By Maggie Jones, Esri Writer
Environmentally conscious staff members of Westchester County GIS in New York State have found a way to raise awareness about global warming in their community. They have created an online Green Map (http://greenmap.westchestergov.com/) that allows residents to see resources that support green practices such as recycling centers, tire disposal sites, and farmers' markets.
The map service utilizes Esri's ArcIMS software along with technology from Green Map System, Inc. (GMS), an organization devoted to developing sustainable communities with mapmaking tools that increase awareness of local conservation opportunities.
More than 900,000 people live in Westchester County, which borders New York City. As a densely populated county, it finds following environmentally friendly practices necessary for sustainable living. The county's interactive Green Map was launched as part of county executive Andy Spano's Global Warming Task Force, whose mission is to create a countywide action plan to reduce greenhouse emissions and promote sustainable development through awareness and education.
The Green Map helps residents find environmentally friendly and green resources that are available in their own community. Viewers can select the category they want, such as bus stops, tire disposal sites, farmers' markets, or green buildings, and find the nearest and most accessible locations.
Users also have the option of viewing aerial imagery on the map.
Designed for easy navigation, the map lets users simply select the resources they wish to see labeled, find the most convenient location, and zoom in until they can see the exact place (e.g., intersection or street name). Users can display or hide features on the map, as well as find out more about anything that interests them, by clicking a link to source Web sites. Residents frequently visit the site to find the closest farmers' markets, cell phone recycling locations, or hazardous household chemical disposal sites. If county residents would like to spend time outdoors, they can also use the Green Map to search for local parks and nature reserves.
The Web site supplies community members with downloadable datasets for each of the categories represented on the map. The site provides detailed information about the dates and locations for household cleanup days and other green activities, which are also displayed on the map. The ArcIMS software-based application enables users to browse, query, and print their maps. In contrast to traditional Green Map publications that usually appear in either hard-copy format and/or Adobe Acrobat PDF, the online map gives users a more accessible, intuitive, and interactive look at the county and its local resources. Additionally, Westchester County's GIS specialists can easily add or update features as needed and are able to display any amount of data without crowding the map or simplifying the data, which often occurs with printed maps.

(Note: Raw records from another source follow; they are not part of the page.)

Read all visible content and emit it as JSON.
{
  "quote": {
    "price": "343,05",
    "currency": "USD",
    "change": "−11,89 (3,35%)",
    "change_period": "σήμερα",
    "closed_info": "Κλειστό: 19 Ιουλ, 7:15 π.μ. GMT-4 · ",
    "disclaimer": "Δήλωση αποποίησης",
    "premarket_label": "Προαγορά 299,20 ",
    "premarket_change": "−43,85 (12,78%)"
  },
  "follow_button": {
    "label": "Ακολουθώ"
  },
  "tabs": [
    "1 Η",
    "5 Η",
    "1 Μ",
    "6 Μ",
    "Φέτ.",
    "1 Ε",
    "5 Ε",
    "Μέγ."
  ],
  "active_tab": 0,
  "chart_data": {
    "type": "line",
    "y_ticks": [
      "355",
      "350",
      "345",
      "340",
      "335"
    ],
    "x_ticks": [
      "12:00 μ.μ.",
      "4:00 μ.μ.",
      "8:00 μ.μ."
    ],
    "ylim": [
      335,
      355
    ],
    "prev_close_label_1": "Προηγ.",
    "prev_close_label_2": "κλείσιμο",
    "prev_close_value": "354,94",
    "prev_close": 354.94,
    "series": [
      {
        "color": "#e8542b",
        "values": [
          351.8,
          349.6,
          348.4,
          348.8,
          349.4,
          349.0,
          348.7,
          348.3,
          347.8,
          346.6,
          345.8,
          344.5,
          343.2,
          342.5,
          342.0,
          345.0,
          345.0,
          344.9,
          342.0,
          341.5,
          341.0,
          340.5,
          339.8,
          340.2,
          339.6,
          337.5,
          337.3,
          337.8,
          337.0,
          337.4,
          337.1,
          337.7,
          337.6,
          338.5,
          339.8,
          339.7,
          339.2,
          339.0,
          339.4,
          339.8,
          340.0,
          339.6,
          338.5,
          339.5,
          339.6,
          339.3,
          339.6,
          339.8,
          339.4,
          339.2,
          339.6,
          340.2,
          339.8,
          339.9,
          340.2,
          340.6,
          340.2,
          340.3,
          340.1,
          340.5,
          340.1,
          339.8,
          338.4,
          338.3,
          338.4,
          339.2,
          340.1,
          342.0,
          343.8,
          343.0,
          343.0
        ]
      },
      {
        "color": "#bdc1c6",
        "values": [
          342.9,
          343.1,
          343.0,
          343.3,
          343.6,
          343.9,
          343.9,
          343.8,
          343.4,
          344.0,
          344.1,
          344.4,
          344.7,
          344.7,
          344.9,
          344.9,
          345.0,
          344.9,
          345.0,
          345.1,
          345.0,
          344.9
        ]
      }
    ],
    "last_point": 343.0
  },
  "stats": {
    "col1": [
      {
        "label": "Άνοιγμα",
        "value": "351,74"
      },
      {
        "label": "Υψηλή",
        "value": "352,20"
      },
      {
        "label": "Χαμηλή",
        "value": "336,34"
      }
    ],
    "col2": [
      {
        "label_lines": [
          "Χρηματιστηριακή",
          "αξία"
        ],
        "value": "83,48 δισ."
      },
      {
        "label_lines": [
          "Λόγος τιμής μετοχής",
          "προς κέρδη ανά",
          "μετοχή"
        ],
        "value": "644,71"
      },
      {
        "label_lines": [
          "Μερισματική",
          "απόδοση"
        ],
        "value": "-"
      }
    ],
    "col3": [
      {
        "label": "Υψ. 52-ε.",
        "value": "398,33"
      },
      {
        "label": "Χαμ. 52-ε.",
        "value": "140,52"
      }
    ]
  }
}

"It is a resource for anyone who wants to find out how to make their household and community more environmentally friendly places to live, work, and play," said Cynthia Louie, GIS specialist for Westchester County, adding that public involvement in conservation practices has increased since its implementation. By taking climate change issues into its own hands, Westchester County is leading the way for other local and regional governments that want to find a way to develop more sustainable practices.